IGF-DES (des(1-3) IGF-1) is a truncated analog of native human IGF-1, missing amino acids 1, 2, and 3 from the N-terminus. The truncation removes the dominant IGFBP-binding region of the molecule, dramatically reducing affinity for the IGF binding proteins. Used as a research tool for studying IGF-1-receptor biology and in bodybuilding contexts for muscle hypertrophy.

Mechanism of action

IGF-1 receptor activation

Like native IGF-1 and IGF-1 LR3, IGF-DES binds the IGF-1 receptor (IGF1R) and triggers the same downstream signaling cascades. PI3K-Akt-mTOR for cell growth and protein synthesis, MAPK for proliferation.

IGFBP evasion via truncation

The first three amino acids of native IGF-1 are part of the dominant IGFBP-binding interface. Removing them drops IGFBP affinity dramatically, leaving IGF-DES essentially free in circulation. Receptor potency on a per-molecule basis is reported as 5 to 10x higher than native IGF-1.

Half-life

Plasma half-life is on the order of minutes to a few hours, much shorter than LR3's ~20 hours. This pharmacological difference is why the two analogs have different use-case profiles.

Commonly studied dosing protocols

These are not recommendations. Always consult a licensed healthcare provider before any clinical decision. IGF-DES carries the same cancer-biology and hypoglycemia considerations as IGF-1 LR3.

Site injection (research-community range): 50 to 150 mcg per dose, intramuscular, near the target muscle, often timed post-workout.

Subcutaneous (research-community range): 50 to 100 mcg per dose, often timed post-workout.

Treatment duration: typical research-community cycles are 4 to 6 weeks. Long-term continuous use raises the cumulative IGF-1-exposure question.

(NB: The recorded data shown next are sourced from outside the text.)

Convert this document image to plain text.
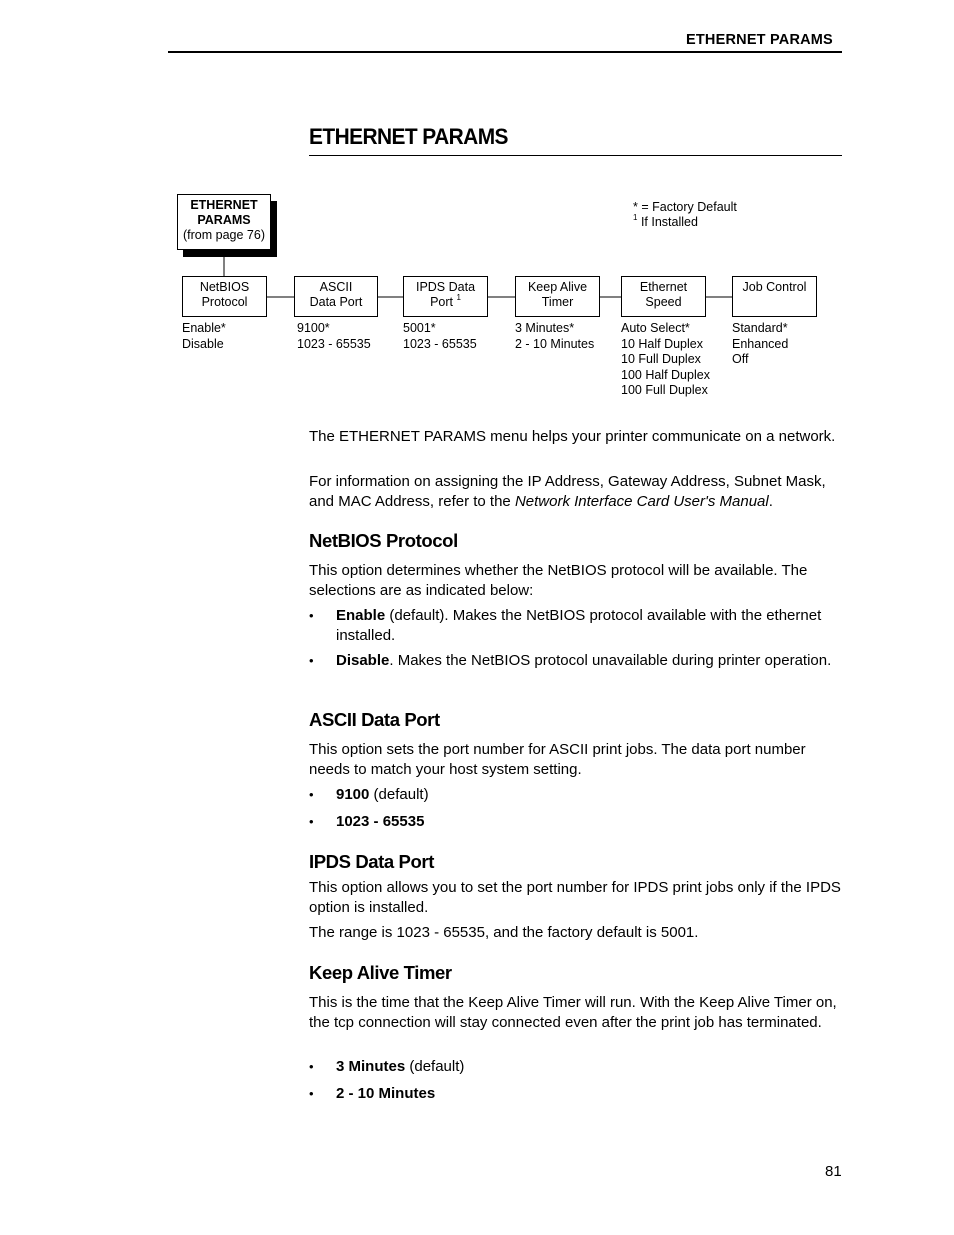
ETHERNET PARAMS
ETHERNET PARAMS
ETHERNET
PARAMS
(from page 76)
* = Factory Default
$^1$ If Installed
NetBIOS
Protocol
ASCII
Data Port
IPDS Data
Port $^1$
Keep Alive
Timer
Ethernet
Speed
Job Control
Enable*
Disable
9100*
1023 - 65535
5001*
1023 - 65535
3 Minutes*
2 - 10 Minutes
Auto Select*
10 Half Duplex
10 Full Duplex
100 Half Duplex
100 Full Duplex
Standard*
Enhanced
Off

The ETHERNET PARAMS menu helps your printer communicate on a network.

For information on assigning the IP Address, Gateway Address, Subnet Mask, and MAC Address, refer to the Network Interface Card User's Manual.

NetBIOS Protocol

This option determines whether the NetBIOS protocol will be available. The selections are as indicated below:

• Enable (default). Makes the NetBIOS protocol available with the ethernet installed.
• Disable. Makes the NetBIOS protocol unavailable during printer operation.
ASCII Data Port

This option sets the port number for ASCII print jobs. The data port number needs to match your host system setting.

• 9100 (default)
• 1023 - 65535
IPDS Data Port

This option allows you to set the port number for IPDS print jobs only if the IPDS option is installed.

The range is 1023 - 65535, and the factory default is 5001.

Keep Alive Timer

This is the time that the Keep Alive Timer will run. With the Keep Alive Timer on, the tcp connection will stay connected even after the print job has terminated.

• 3 Minutes (default)
• 2 - 10 Minutes
81
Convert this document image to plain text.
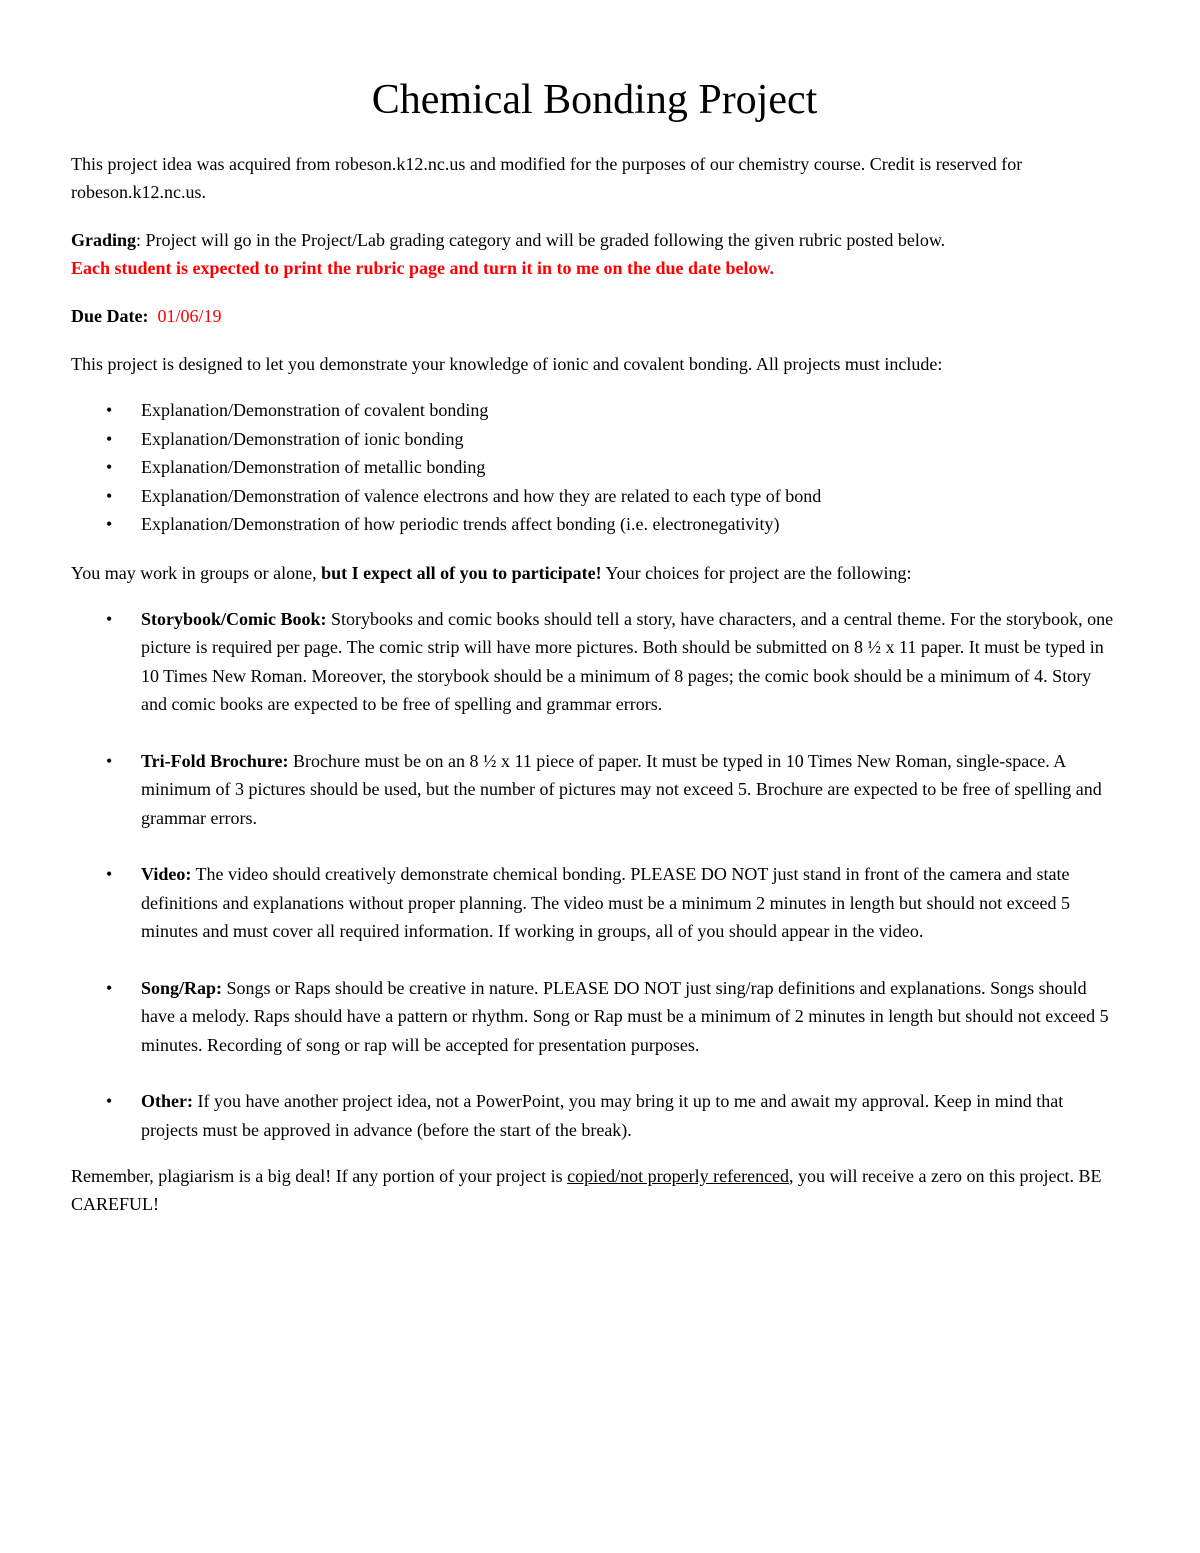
Chemical Bonding Project

This project idea was acquired from robeson.k12.nc.us and modified for the purposes of our chemistry course. Credit is reserved for robeson.k12.nc.us.

Grading: Project will go in the Project/Lab grading category and will be graded following the given rubric posted below.
Each student is expected to print the rubric page and turn it in to me on the due date below.

Due Date: 01/06/19

This project is designed to let you demonstrate your knowledge of ionic and covalent bonding. All projects must include:

• Explanation/Demonstration of covalent bonding
• Explanation/Demonstration of ionic bonding
• Explanation/Demonstration of metallic bonding
• Explanation/Demonstration of valence electrons and how they are related to each type of bond
• Explanation/Demonstration of how periodic trends affect bonding (i.e. electronegativity)

You may work in groups or alone, but I expect all of you to participate! Your choices for project are the following:

• Storybook/Comic Book: Storybooks and comic books should tell a story, have characters, and a central theme. For the storybook, one picture is required per page. The comic strip will have more pictures. Both should be submitted on 8 ½ x 11 paper. It must be typed in 10 Times New Roman. Moreover, the storybook should be a minimum of 8 pages; the comic book should be a minimum of 4. Story and comic books are expected to be free of spelling and grammar errors.
• Tri-Fold Brochure: Brochure must be on an 8 ½ x 11 piece of paper. It must be typed in 10 Times New Roman, single-space. A minimum of 3 pictures should be used, but the number of pictures may not exceed 5. Brochure are expected to be free of spelling and grammar errors.
• Video: The video should creatively demonstrate chemical bonding. PLEASE DO NOT just stand in front of the camera and state definitions and explanations without proper planning. The video must be a minimum 2 minutes in length but should not exceed 5 minutes and must cover all required information. If working in groups, all of you should appear in the video.
• Song/Rap: Songs or Raps should be creative in nature. PLEASE DO NOT just sing/rap definitions and explanations. Songs should have a melody. Raps should have a pattern or rhythm. Song or Rap must be a minimum of 2 minutes in length but should not exceed 5 minutes. Recording of song or rap will be accepted for presentation purposes.
• Other: If you have another project idea, not a PowerPoint, you may bring it up to me and await my approval. Keep in mind that projects must be approved in advance (before the start of the break).

Remember, plagiarism is a big deal! If any portion of your project is copied/not properly referenced, you will receive a zero on this project. BE CAREFUL!
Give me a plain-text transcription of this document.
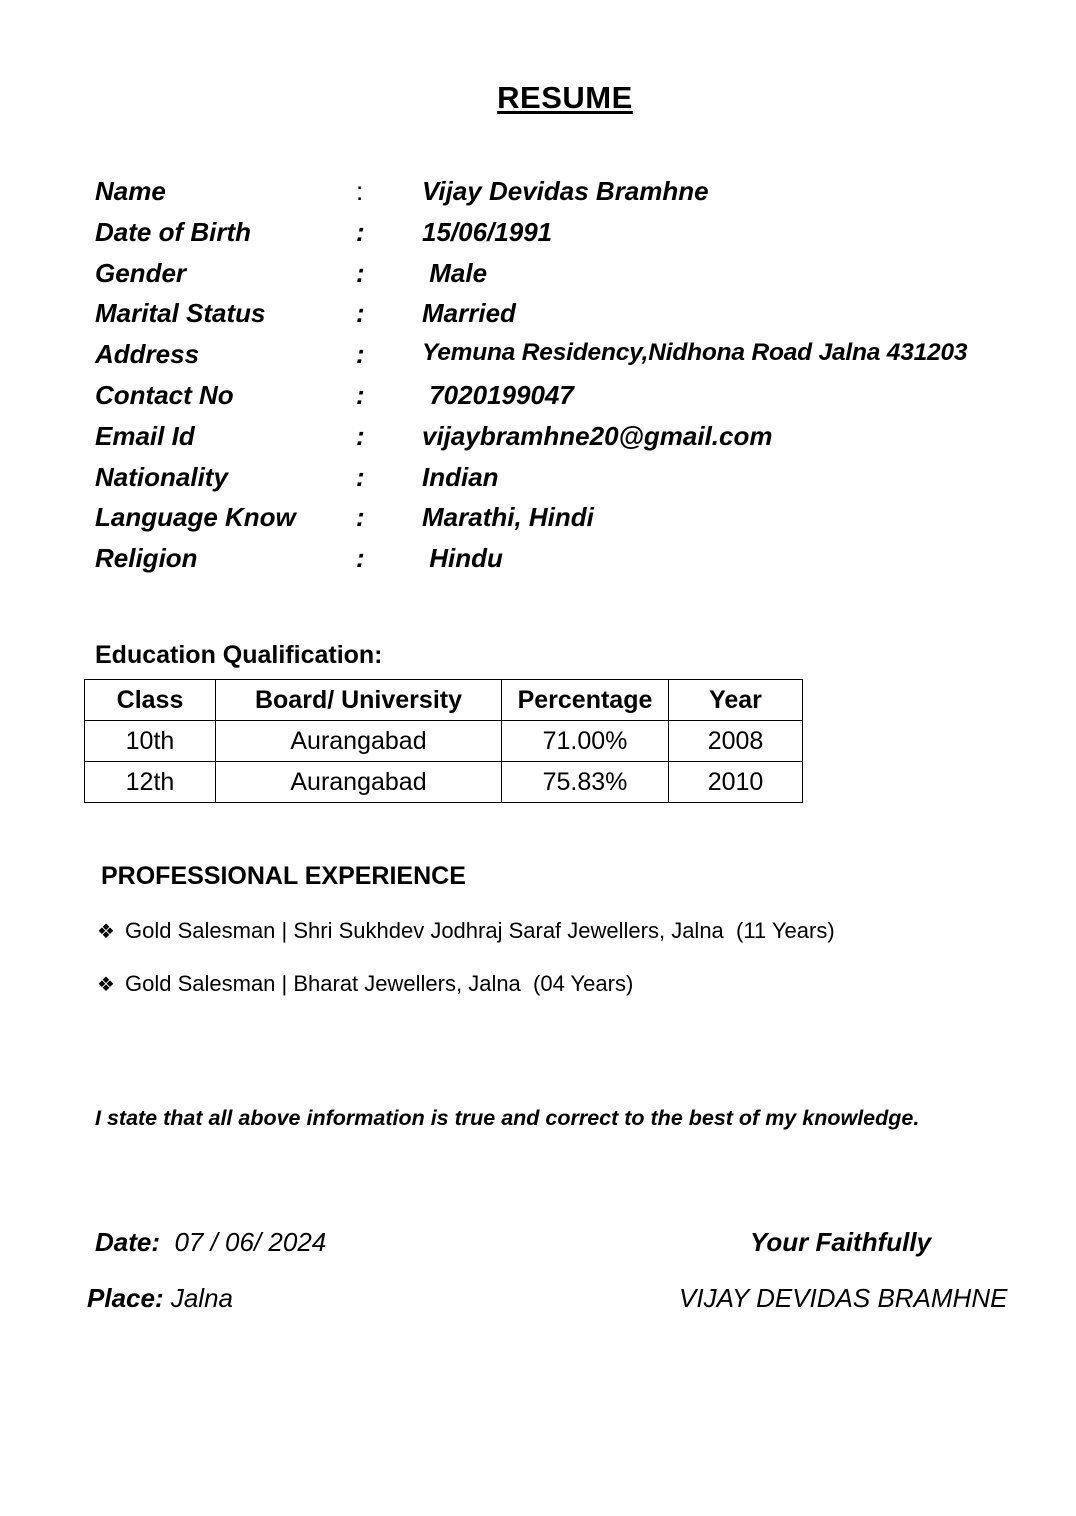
RESUME
Name	: Vijay Devidas Bramhne
Date of Birth	: 15/06/1991
Gender	: Male
Marital Status	: Married
Address	: Yemuna Residency,Nidhona Road Jalna 431203
Contact No	: 7020199047
Email Id	: vijaybramhne20@gmail.com
Nationality	: Indian
Language Know : Marathi, Hindi
Religion	: Hindu
Education Qualification:
Class	Board/ University	Percentage	Year
10th	Aurangabad	71.00%	2008
12th	Aurangabad	75.83%	2010
PROFESSIONAL EXPERIENCE
❖ Gold Salesman | Shri Sukhdev Jodhraj Saraf Jewellers, Jalna  (11 Years)
❖ Gold Salesman | Bharat Jewellers, Jalna  (04 Years)
I state that all above information is true and correct to the best of my knowledge.
Date: 07 / 06/ 2024
Place: Jalna
Your Faithfully
VIJAY DEVIDAS BRAMHNE
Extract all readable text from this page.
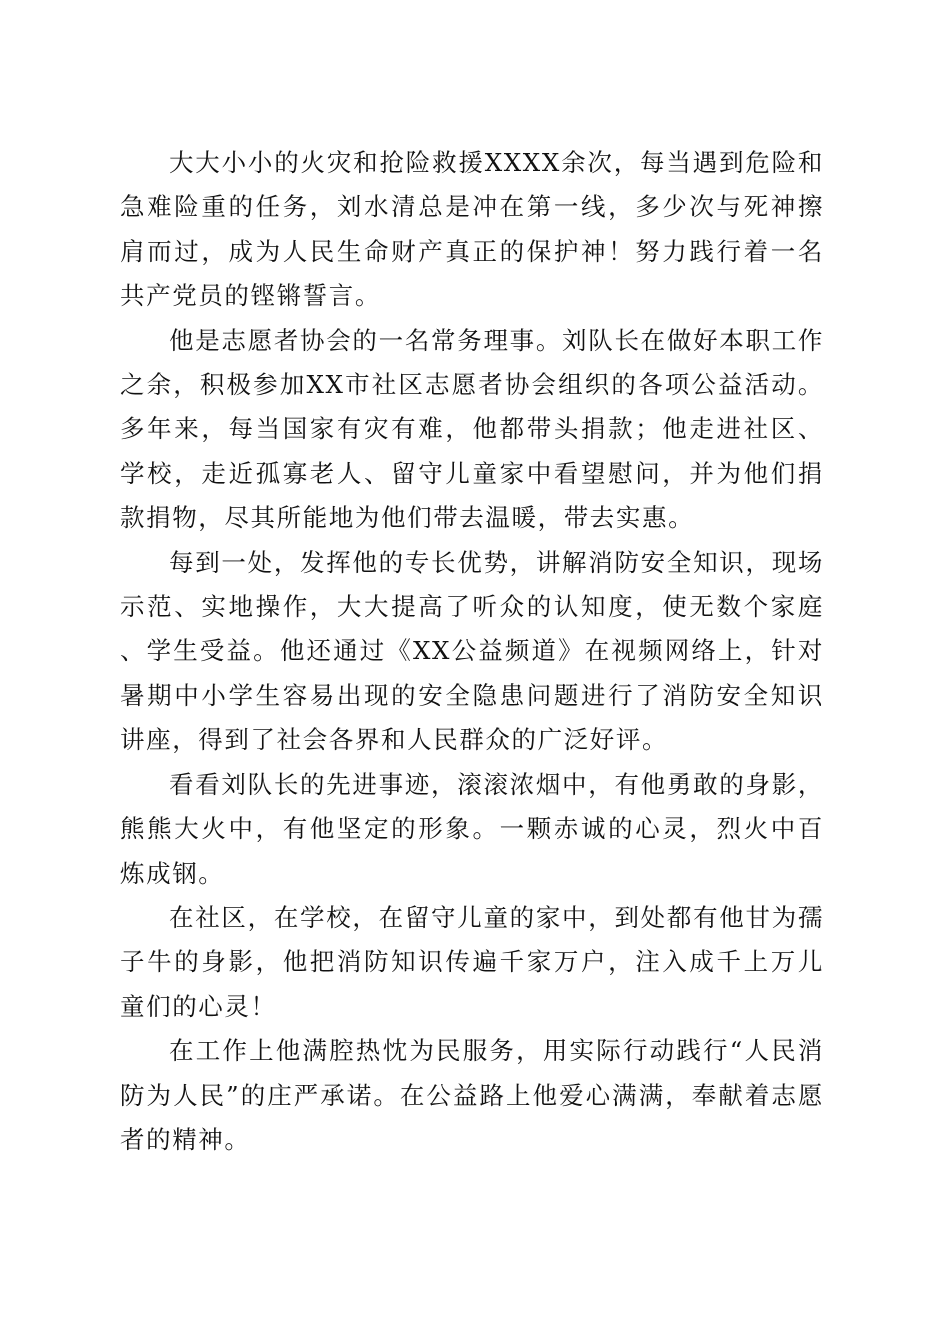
大大小小的火灾和抢险救援XXXX余次，每当遇到危险和急难险重的任务，刘水清总是冲在第一线，多少次与死神擦肩而过，成为人民生命财产真正的保护神！努力践行着一名共产党员的铿锵誓言。

他是志愿者协会的一名常务理事。刘队长在做好本职工作之余，积极参加XX市社区志愿者协会组织的各项公益活动。多年来，每当国家有灾有难，他都带头捐款；他走进社区、学校，走近孤寡老人、留守儿童家中看望慰问，并为他们捐款捐物，尽其所能地为他们带去温暖，带去实惠。

每到一处，发挥他的专长优势，讲解消防安全知识，现场示范、实地操作，大大提高了听众的认知度，使无数个家庭、学生受益。他还通过《XX公益频道》在视频网络上，针对暑期中小学生容易出现的安全隐患问题进行了消防安全知识讲座，得到了社会各界和人民群众的广泛好评。

看看刘队长的先进事迹，滚滚浓烟中，有他勇敢的身影，熊熊大火中，有他坚定的形象。一颗赤诚的心灵，烈火中百炼成钢。

在社区，在学校，在留守儿童的家中，到处都有他甘为孺子牛的身影，他把消防知识传遍千家万户，注入成千上万儿童们的心灵！

在工作上他满腔热忱为民服务，用实际行动践行“人民消防为人民”的庄严承诺。在公益路上他爱心满满，奉献着志愿者的精神。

Side effects and safety profile

Reported in research-community use:

  • Hypoglycemia, symptoms typically more acute than with LR3 due to shorter half-life
  • Injection-site reactions (mild, sometimes more notable with intramuscular site injection)
  • Mild fatigue or lethargy (uncommon)
  • Edema or fluid retention (uncommon, dose-dependent)

Serious theoretical concerns: same as IGF-1 LR3. Cancer biology relationship via cumulative IGF-1 receptor activation. Acromegaly-like effects with sustained high-dose use.

References

  1. Forbes BE, Hartfield PJ, McNeil KA, et al. (1988). "Characteristics of binding of insulin-like growth factor (IGF)-I and IGF-II analogues to the type 1 IGF receptor determined by BIAcore analysis." Eur J Biochem, 269(3), 961–968. PubMed
  2. Tomas FM, Knowles SE, Owens PC, et al. (1991). "Increased weight gain, nitrogen retention and muscle protein synthesis following treatment of diabetic rats with insulin-like growth factor (IGF)-I and des(1-3)IGF-I." Biochem J, 276(Pt 2), 547–554. PubMed
  3. Bagley CJ, May BL, Szabo L, et al. (1989). "A key functional role for the insulin-like growth factor 1 N-terminal pentapeptide." Biochem J, 259(3), 665–671. PubMed
  4. Renehan AG, Zwahlen M, Minder C, et al. (2004). "Insulin-like growth factor (IGF)-I, IGF binding protein-3, and cancer risk: systematic review and meta-regression analysis." The Lancet, 363(9418), 1346–1353. PubMed
For educational and research purposes only. This is not medical advice. IGF-DES is not FDA-approved. Same cancer-biology and hypoglycemia considerations as IGF-1 LR3 apply. Personal or strong family history of hormonally-driven cancers is a meaningful contraindication. Consult a licensed healthcare provider before considering any peptide. PeptideLibraryHub is independent and does not sell peptides or accept money from anyone who does.